New details have emerged in the on-going gender discrimination lawsuit against Microsoft Corp.
Women working in U.S.-based technical jobs at Microsoft filed 238 internal complaints about gender discrimination or sexual harassment between 2010 and 2016, according to court filings made public Monday.
Reuters reported that the plaintiffs, who are suing Microsoft for systemically denying pay raises or promotions to women, are trying to cover more than 8,000 women with the class action. Microsoft has denied such a policy exists. The lawsuit was filed in a Seattle federal court in 2015.
Of the 238 filings, 118 of them were gender discrimination complaints. Only one of them was deemed “founded” by Microsoft. In a statement Tuesday, Microsoft said it had a “robust system to investigate concerns raised by employees,” according to Reuters.
An April 2016 Microsoft blog post by Kathleen Hogan, Microsoft’s chief people officer, also said that the company is dedicated to “equal pay for equal work.” Hogan pointed to internal data that suggested every dollar earned by men in the U.S. women working at Microsoft earned 99.7 cents at the same job title and level.

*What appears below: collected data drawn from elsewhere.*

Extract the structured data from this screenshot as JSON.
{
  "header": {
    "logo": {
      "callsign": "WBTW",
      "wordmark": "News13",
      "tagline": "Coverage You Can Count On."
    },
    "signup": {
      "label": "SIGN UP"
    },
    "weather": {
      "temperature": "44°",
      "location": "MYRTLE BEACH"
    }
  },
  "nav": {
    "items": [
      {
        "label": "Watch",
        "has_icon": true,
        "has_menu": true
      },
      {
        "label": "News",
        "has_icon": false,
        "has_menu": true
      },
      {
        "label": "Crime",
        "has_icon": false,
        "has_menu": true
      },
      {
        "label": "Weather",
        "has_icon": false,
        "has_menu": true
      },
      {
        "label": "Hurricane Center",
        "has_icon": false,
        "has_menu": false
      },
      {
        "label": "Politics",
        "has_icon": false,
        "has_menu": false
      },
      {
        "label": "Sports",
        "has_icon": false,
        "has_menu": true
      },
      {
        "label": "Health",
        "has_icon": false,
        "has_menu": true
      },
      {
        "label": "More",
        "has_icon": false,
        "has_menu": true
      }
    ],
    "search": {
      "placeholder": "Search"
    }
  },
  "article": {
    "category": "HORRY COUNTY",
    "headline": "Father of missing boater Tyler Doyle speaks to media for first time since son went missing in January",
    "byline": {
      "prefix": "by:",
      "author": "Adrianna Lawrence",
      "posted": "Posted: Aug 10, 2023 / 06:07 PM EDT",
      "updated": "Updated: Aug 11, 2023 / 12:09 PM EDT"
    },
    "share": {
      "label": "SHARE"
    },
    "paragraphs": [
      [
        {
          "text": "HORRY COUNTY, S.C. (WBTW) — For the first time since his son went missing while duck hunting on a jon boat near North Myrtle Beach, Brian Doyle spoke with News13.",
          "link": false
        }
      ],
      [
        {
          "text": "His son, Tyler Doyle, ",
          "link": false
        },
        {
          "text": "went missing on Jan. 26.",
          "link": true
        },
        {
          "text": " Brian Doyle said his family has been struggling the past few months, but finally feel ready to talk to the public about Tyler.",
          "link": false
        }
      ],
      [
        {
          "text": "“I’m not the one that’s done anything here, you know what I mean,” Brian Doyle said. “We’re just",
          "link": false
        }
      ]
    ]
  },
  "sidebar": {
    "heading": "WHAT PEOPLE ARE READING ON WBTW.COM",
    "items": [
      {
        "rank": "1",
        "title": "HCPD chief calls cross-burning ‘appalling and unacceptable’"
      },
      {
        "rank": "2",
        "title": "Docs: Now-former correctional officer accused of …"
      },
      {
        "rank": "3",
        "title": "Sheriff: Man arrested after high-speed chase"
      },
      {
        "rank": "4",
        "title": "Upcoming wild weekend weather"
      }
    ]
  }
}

“I’m encouraged by these results,” she wrote. “We will continue our commitment to equal pay by monitoring this data and publicly disclosing it as part of our annual public diversity and inclusion information and data reporting.”
That data shows that nearly 75 per cent of all Microsoft employees are men. When it comes to leadership positions, Only 19 per cent of them are filled by women.
ITBusiness.ca attempted to get comments from several experts in the field of human resources and professional services for this story – including Deloitte Canada, PricewaterhouseCoopers and Accenture – but those requests were denied.